1 This story is told in the first part of the book The Night Watch.
CHAPTER 3
TOURISTS ARE THE most terrible breed of human beings. Sometimes I feel a vague suspicion that every nation tries to send its most unpleasant representatives abroad – the loudest and most clueless, those with the worst manners. But it’s probably all much simpler than that. Probably it’s just that the secret ‘work/play’ switch everybody has hidden in their heads clicks and turns off eighty per cent of their brains.
But the remaining twenty per cent is more than enough for play anyway.
I was walking along in a crowd moving slowly towards the castle on the hill. No, I wasn’t planning to study the austere dwelling of the proud kings of Scotland. I just wanted to get a feel for the atmosphere of the city.
I liked it. Like any tourist centre, its festive atmosphere was a little bit forced and feverish, encouraged by alcohol. But even so, the people around me were enjoying life and smiling at each other: for the time being they had set their cares aside.
Cars didn’t often come in here, and those that did were mostly taxis. Most of the people were walking – the streams moving in the direction of the castle and back intermingled, swirling together in quiet whirlpools around the performers doing their thing in the middle of the street, thin rivulets trickled into the pubs, filtered in through the doorways of the shops. The boundless river of humanity.

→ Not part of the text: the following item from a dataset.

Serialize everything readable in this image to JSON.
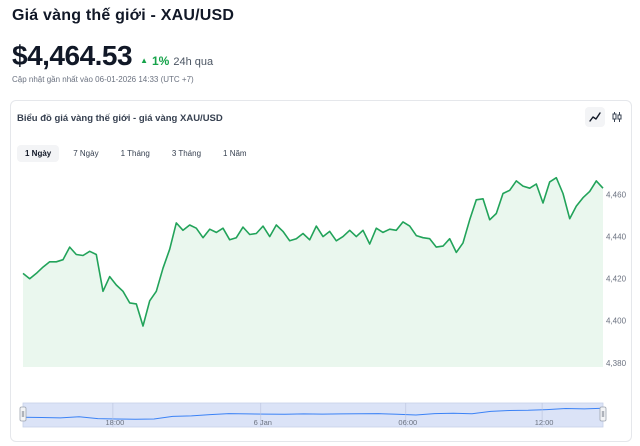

A wonderful place for a Light Other. But a tiring one, too.
&nbs
p; I turned off into a side street and strolled gently downhill towards the gorge that separated the old and the new parts of the city. There were pubs here too, and souvenir shops. But there weren’t so many tourists, and the frantic carnival rhythm slowed down a bit. I checked my map – it was simpler than using magic and moved in the direction of a bridge over the broad gorge that had once been Loch Nor. The gorge had now passed through its final stage of evolution and had been transformed into a park, a place where local people and tourists who were sick of noise and bustle could take a relaxed stroll.

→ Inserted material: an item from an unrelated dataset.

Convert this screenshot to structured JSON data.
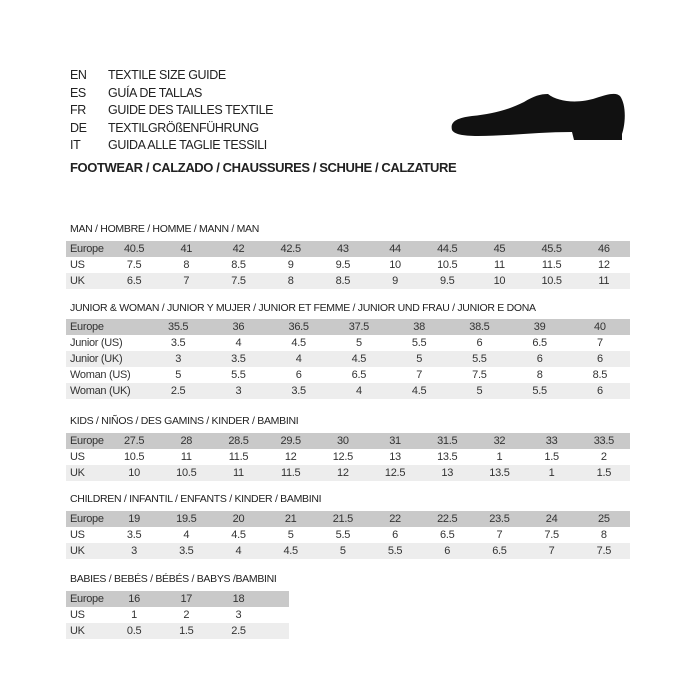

There were more tourists eddying about on the bridge – boarding the double-decker tour buses, watching the street artists, eating ice cream, pensively studying the old castle on the hill.
And on the grassy lawn there were Cossacks, dancing and waving their swords about.

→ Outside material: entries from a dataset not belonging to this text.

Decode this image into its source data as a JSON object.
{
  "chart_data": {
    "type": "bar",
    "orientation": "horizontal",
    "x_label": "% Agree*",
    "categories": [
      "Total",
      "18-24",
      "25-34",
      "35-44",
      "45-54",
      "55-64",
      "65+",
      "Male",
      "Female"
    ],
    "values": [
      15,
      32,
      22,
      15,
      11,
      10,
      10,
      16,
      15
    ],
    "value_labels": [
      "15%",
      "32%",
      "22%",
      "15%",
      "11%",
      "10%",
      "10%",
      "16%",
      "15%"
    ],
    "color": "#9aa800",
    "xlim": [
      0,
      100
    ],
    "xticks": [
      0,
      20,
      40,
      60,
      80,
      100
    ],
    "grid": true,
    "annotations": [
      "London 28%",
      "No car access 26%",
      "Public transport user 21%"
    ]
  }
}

I gave way to that shamefaced curiosity with which tourists regard their compatriots who are working abroad and moved closer.
Bright red shirts. Broad pants like jodhpurs. Titanium-alloy swords – so that they would give off pretty sparks during swordplay and be easier to wave around. Stiff, frozen smiles.
There were four men squatting down and dancing.
And talking to each other – with Ukrainian accents, but still in my own native Russian. Although you might say they were using the secret version. In more or less printable form it went something like this.
‘Up yours!’ one pantomime Cossack dancer hissed merrily through his teeth. ‘Move it, you louse! Keep the rhythm going, you tattered condom!’
‘Go to hell!’ another man in fancy dress answered. ‘Quit grousing. Wave those arms about. We’re losing money!’
‘Tanka, you bitch!’ the third man joined in. ‘Get out here!’
A girl in a bright-coloured dress started dancing, letting the ‘Cossacks’ take a short break. But she still found time for a dignified reply with no serious obscenity:
‘Bastards, I’m sweating like a pig, and you sit there scratching your bollocks!’